Show that if $x, y, \sqrt{x} + \sqrt{y}∈ \mathbb{Q}$ then $\sqrt{x}, \sqrt{y} ∈ \mathbb Q$.
If $r=\sqrt{x} + \sqrt{y} ∈ \mathbb{Q}$, then so is $$r^2 = x + y + 2\sqrt{xy},$$ which implies that $$\sqrt{xy} = \frac{1}{2}(r^2 - x - y) ∈ \mathbb{Q}.$$
From $\sqrt{xy} ∈ \mathbb{Q}$ we have that $\sqrt{x}, \sqrt{y} ∈ \mathbb{Q}$. To show this is true we suppose the opposite.
Wlog if $\sqrt{y} \not∈ \mathbb{Q}$ and $\sqrt{x} ∈ \mathbb{Q}$, then we would have $\sqrt{xy} \not∈ \mathbb{Q}$.
Assume that $\sqrt{xy} ∈ \mathbb{Q}$ when $\sqrt{y} ∈ \mathbb{Q}$.

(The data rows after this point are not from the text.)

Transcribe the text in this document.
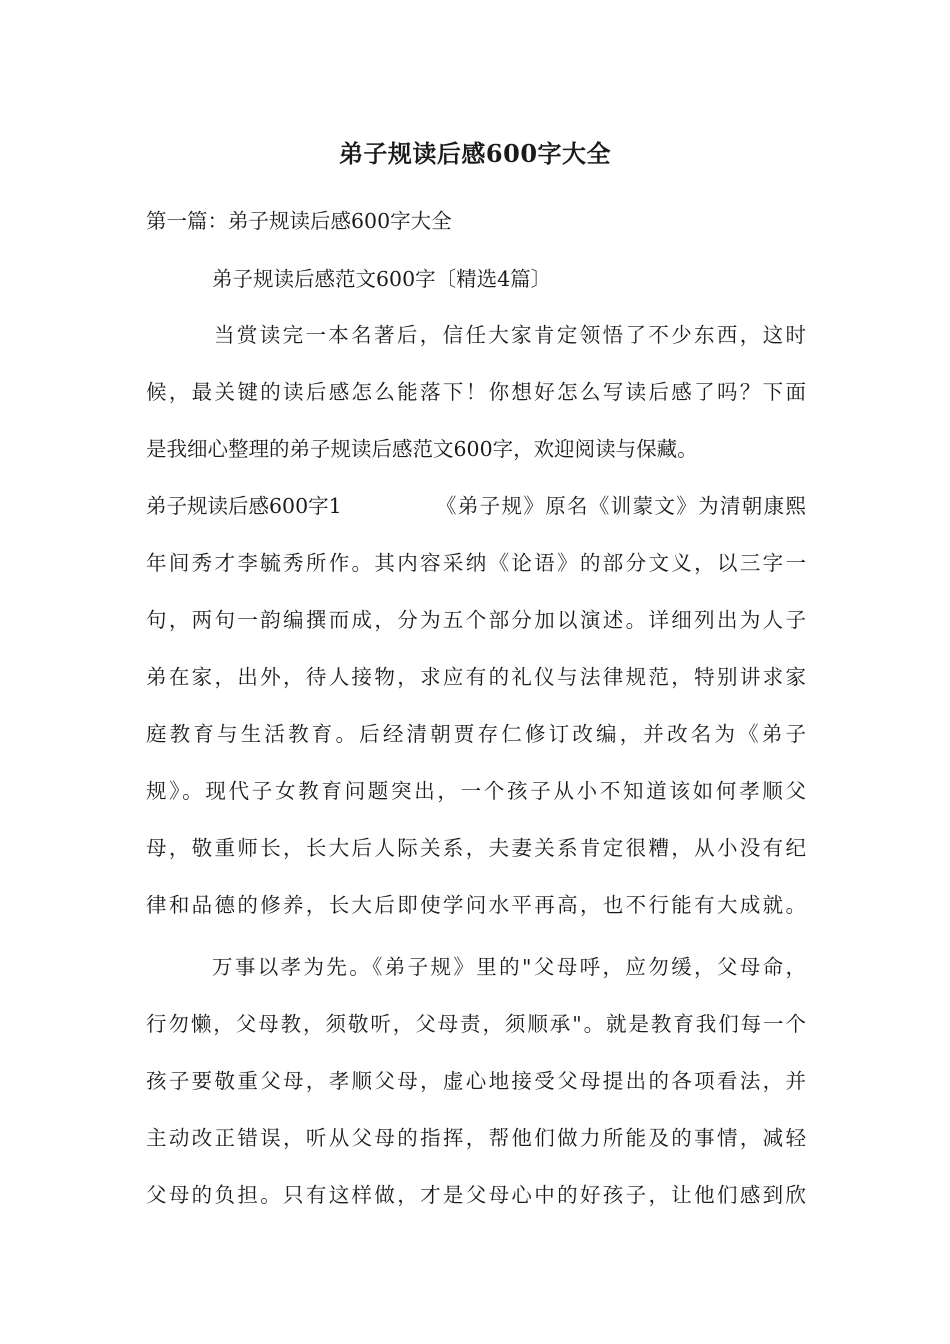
弟子规读后感600字大全
第一篇：弟子规读后感600字大全
弟子规读后感范文600字〔精选4篇〕
当赏读完一本名著后，信任大家肯定领悟了不少东西，这时
候，最关键的读后感怎么能落下！你想好怎么写读后感了吗？下面
是我细心整理的弟子规读后感范文600字，欢迎阅读与保藏。
弟子规读后感600字1	《弟子规》原名《训蒙文》为清朝康熙
年间秀才李毓秀所作。其内容采纳《论语》的部分文义，以三字一
句，两句一韵编撰而成，分为五个部分加以演述。详细列出为人子
弟在家，出外，待人接物，求应有的礼仪与法律规范，特别讲求家
庭教育与生活教育。后经清朝贾存仁修订改编，并改名为《弟子
规》。现代子女教育问题突出，一个孩子从小不知道该如何孝顺父
母，敬重师长，长大后人际关系，夫妻关系肯定很糟，从小没有纪
律和品德的修养，长大后即使学问水平再高，也不行能有大成就。
万事以孝为先。《弟子规》里的"父母呼，应勿缓，父母命，
行勿懒，父母教，须敬听，父母责，须顺承"。就是教育我们每一个
孩子要敬重父母，孝顺父母，虚心地接受父母提出的各项看法，并
主动改正错误，听从父母的指挥，帮他们做力所能及的事情，减轻
父母的负担。只有这样做，才是父母心中的好孩子，让他们感到欣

So we have $$\sqrt{xy} = \sqrt{x}\sqrt{y} = \frac{p}{q}\sqrt{y},$$ where $\dfrac{p}{q} = \sqrt{x}$ and $(p,q)=1$, which is irrational. Contradiction.
I don't know if this is right. Can somebody please help me with this problem and tell me what should I do?
$(\sqrt x-\sqrt y)(\sqrt x+\sqrt y)=x-y$ this implies that $\sqrt x-\sqrt y\in\mathbb{Q}$ as a quotient of two rational.
$2\sqrt x=(\sqrt x+\sqrt y)+(\sqrt x-\sqrt y)\in\mathbb{Q}$ implies that $\sqrt x\in\mathbb{Q}$.